Abadi has historically made concessions to other politicians and parties to achieve his political objectives because he does not have a sufficiently large or strong political base within the Iraqi CoR or Council of Ministers. Abadi’s electoral list politics suggest he has deviated from a compromise strategy, however, and has instead adopted a firm stance that is pushing his Victory Coalition members away. Abadi’s unwillingness to compromise on the Victory Coalition's electoral list and consequential inability to maintain unity within his coalition poses serious risks to his continued tenure as Iraqi Prime Minister, even if it is a component of a long-view electoral plan. 
 
Abadi will need to prevent additional fractures in his electoral list, ensure regional state actor funding for his candidates, and block alternate political blocs such as Maliki’s Itilaf al-Dawlat al-Qanoun (State of Law Coalition) from achieving competitive electoral success. Abadi is at risk of losing Sadr to the more secular Vice President Ayad al-Allawi. Sadr stated he was shocked by Abadi’s attempt to form an electoral list with “sectarians” and reiterated his insistence in participating on a cross-sectarian list.
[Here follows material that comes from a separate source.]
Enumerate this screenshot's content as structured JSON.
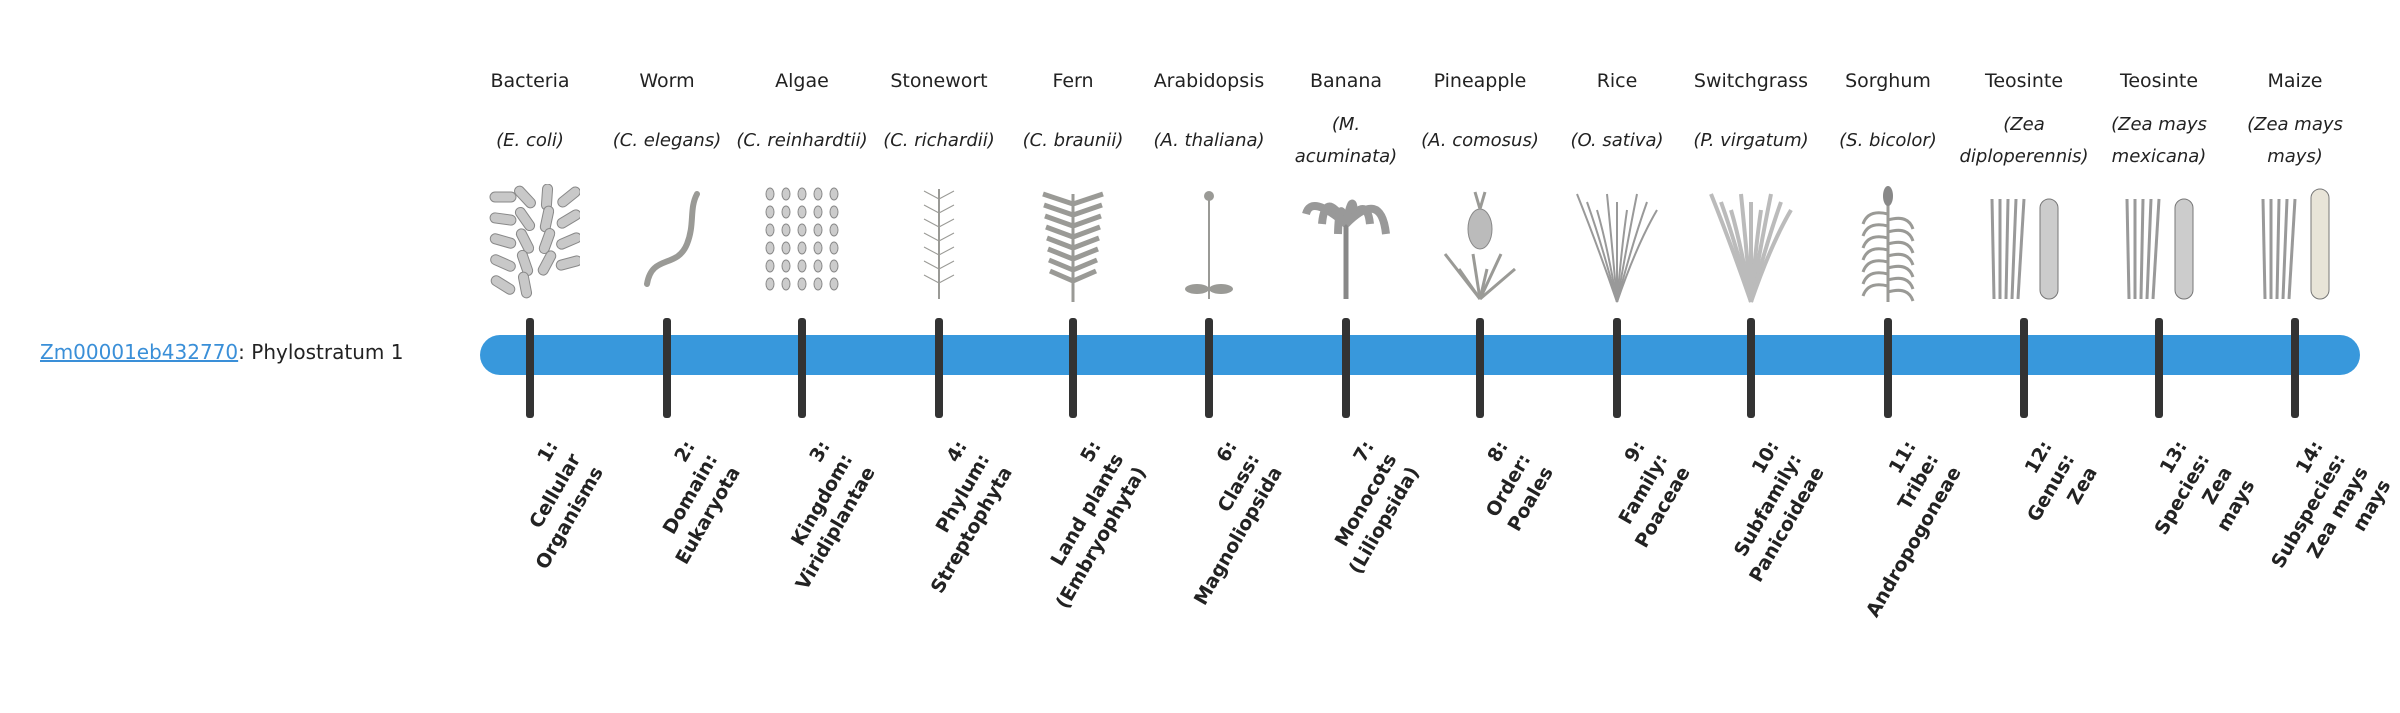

Abadi is also at risk of losing the confidence and funding of regional actors such as Iran, Saudi Arabia, and Turkey. 
 
Abadi may secure the chance to form a government as premier despite these risks, however, because he remains a unique candidate within Iraqi and international political circles. Both Badr’s Conquest Alliance and Hakim’s National Wisdom Trend expressed interest in forming a coalition with Abadi after elections. Abadi holds an incumbent’s advantage, and he has earned some cross-sectarian political legitimacy during his tenure as Prime Minister. Abadi also maintains support levels from the international community and may actually be attempting to garner more by refusing to bow to other political actors. He is seeking additional popular support through an anti-corruption campaign, even if that campaign will likely be directed at his political rivals such as Maliki.
 
Abadi will not cede his aspirations for the premiership even if he is unable to mitigate these risks. He will rather make major post-election concessions, possibly to Iranian-backed actors such as the Conquest Alliance, to retain his position. U.S. interests lie in the restoration of an inclusive Iraqi government not dominated by Iranian-backed actors. Abadi’s flirtation with the Conquest Alliance and failure to hold together an electoral list may suggest it is time for the U.S. to reassess our favor toward Abadi as Iraq’s Prime Minister. Certainly, the U.S. must not assume Abadi will remain premier. The U.S. risks losing its military basing and freedom of action to pursue ISIS remnants in Iraq if a pro-Iranian premier takes office. It must plan now for that contingency.